Last month, a family from northern Israel was visiting the museum when their youngest son tipped over the jar, which smashed into pieces.

Alex Geller, the boy’s father, said his son — the youngest of three — is exceptionally curious, and that the moment he heard the crash, “please let that not be my child” was the first thought that raced through his head.

The jar has been on display at the Hecht Museum in Haifa for 35 years. It was one of the only containers of its size and from that period still complete when it was discovered.

The Bronze Age jar is one of many artifacts exhibited out in the open, part of the Hecht Museum’s vision of letting visitors explore history without glass barriers, said Inbal Rivlin, the director of the museum, which is associated with Haifa University in northern Israel.

It was likely used to hold wine or oil, and dates back to between 2200 and 1500 B.C.

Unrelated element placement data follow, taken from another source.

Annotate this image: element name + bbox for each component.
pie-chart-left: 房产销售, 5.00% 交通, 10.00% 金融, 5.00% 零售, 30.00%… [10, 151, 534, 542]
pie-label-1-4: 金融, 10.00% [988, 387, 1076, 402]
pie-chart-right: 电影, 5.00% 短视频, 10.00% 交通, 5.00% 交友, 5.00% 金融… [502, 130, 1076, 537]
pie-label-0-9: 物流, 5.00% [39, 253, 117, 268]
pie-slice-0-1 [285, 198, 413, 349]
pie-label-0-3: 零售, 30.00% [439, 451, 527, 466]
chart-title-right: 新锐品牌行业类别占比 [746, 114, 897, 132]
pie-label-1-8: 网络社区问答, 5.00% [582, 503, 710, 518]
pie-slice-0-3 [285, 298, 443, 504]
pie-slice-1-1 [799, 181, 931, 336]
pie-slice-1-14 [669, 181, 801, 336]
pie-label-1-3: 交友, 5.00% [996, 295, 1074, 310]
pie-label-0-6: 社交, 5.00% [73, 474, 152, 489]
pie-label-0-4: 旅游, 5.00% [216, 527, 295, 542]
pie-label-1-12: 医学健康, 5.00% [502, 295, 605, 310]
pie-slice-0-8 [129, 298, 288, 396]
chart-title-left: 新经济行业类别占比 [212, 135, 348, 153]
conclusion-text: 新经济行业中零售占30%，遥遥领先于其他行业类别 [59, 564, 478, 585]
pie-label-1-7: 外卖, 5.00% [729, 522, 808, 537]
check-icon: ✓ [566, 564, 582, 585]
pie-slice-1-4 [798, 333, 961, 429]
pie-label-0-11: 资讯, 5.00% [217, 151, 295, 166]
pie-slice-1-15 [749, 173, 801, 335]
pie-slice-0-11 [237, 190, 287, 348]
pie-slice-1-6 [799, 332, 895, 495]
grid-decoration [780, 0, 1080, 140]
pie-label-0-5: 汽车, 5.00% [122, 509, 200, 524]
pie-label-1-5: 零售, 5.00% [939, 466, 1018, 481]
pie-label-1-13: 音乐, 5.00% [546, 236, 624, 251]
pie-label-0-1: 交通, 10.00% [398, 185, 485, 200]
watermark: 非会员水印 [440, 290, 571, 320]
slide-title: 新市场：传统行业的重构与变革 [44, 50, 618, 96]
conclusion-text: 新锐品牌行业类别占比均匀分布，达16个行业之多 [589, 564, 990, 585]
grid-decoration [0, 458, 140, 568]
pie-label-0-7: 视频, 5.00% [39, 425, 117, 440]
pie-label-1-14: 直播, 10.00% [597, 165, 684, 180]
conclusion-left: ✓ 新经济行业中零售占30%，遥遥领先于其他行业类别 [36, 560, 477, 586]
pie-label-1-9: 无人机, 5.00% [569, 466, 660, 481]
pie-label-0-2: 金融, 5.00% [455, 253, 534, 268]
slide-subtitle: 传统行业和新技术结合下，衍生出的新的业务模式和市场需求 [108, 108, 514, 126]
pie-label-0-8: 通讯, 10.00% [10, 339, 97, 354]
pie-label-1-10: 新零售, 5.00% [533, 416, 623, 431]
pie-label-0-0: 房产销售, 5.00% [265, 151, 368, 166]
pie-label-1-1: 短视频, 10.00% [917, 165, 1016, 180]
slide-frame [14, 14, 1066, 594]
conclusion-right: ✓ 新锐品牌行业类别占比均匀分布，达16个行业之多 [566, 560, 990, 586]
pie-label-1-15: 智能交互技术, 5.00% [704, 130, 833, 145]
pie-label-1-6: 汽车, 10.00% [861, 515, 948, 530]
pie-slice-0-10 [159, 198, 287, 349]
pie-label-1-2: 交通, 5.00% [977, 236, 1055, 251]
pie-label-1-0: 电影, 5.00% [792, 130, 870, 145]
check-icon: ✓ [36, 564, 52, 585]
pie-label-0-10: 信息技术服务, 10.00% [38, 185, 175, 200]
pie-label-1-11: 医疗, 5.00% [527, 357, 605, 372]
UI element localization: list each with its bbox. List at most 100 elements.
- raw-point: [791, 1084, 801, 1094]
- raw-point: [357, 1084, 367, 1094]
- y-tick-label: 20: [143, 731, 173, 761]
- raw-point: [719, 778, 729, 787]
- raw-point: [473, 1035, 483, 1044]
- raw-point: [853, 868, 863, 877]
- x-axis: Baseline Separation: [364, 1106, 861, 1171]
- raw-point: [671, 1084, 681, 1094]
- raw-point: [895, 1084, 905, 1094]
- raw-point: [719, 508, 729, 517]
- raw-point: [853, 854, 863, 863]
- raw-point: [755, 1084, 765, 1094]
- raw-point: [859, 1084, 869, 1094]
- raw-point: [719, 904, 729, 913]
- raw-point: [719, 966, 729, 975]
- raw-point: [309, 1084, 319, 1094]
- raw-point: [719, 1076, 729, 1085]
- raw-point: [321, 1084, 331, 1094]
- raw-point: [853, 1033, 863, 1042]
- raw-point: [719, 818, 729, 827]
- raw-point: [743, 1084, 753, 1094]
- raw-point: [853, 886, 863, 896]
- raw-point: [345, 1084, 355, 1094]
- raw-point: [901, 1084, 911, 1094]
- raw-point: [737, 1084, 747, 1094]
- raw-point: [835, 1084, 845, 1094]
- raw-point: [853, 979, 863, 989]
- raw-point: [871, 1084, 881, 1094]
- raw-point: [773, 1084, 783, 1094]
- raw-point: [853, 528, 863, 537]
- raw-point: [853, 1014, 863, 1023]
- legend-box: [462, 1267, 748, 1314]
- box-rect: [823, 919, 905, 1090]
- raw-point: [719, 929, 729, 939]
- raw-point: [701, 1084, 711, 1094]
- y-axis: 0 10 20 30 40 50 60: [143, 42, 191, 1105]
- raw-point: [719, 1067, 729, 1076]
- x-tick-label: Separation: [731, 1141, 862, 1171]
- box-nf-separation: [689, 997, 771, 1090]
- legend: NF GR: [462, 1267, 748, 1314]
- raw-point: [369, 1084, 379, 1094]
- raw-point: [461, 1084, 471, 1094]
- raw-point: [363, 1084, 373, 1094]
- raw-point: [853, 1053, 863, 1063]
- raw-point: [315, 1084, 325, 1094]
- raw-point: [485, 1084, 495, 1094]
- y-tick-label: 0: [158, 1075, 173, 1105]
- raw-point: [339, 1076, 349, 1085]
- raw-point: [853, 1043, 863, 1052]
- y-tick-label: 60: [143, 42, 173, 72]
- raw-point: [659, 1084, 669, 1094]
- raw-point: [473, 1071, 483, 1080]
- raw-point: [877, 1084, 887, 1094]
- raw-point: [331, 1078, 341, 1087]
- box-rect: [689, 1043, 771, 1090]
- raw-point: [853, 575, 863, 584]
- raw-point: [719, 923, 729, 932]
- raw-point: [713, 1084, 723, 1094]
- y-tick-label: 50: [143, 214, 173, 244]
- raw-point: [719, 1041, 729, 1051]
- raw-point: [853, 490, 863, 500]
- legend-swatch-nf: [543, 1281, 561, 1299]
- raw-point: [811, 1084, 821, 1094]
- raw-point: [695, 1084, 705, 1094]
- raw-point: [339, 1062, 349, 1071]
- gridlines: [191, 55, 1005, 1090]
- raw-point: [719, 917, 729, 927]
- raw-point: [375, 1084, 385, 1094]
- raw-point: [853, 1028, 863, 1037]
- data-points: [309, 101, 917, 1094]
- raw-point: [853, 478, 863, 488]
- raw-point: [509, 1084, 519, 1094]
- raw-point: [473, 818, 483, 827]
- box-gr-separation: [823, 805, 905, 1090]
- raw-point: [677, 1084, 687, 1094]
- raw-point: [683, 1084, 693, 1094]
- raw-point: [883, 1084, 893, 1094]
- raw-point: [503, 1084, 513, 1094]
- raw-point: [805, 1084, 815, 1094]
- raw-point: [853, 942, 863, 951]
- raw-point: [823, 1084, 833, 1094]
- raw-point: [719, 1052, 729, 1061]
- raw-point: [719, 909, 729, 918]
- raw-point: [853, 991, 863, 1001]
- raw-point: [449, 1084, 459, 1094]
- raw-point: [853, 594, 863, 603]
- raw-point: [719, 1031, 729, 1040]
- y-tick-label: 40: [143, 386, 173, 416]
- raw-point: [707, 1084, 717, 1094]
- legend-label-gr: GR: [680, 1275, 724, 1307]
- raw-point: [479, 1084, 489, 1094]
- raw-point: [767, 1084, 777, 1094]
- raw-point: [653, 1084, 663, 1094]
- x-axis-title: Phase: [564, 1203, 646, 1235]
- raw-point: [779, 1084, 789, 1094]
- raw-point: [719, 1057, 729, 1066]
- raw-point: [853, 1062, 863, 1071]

Rivlin and the museum decided to turn the moment, which captured international attention, into a teaching moment, inviting the Geller family back for a special visit and hands-on activity to illustrate the restoration process.

Rivlin added that the incident provided a welcome distraction from the ongoing war in Gaza. “Well, he’s just a kid. So I think that somehow it touches the heart of the people in Israel and around the world,“ said Rivlin.

Roee Shafir, a restoration expert at the museum, said the repairs would be fairly simple, as the pieces were from a single, complete jar. Archaeologists often face the more daunting task of sifting through piles of shards from multiple objects and trying to piece them together.

Experts used 3D technology, hi-resolution videos, and special glue to painstakingly reconstruct the large jar.

Less than two weeks after it broke, the jar went back on display at the museum. The gluing process left small hairline cracks, and a few pieces are missing, but the jar’s impressive size remains.

The only noticeable difference in the exhibit was a new sign reading “please don’t touch.”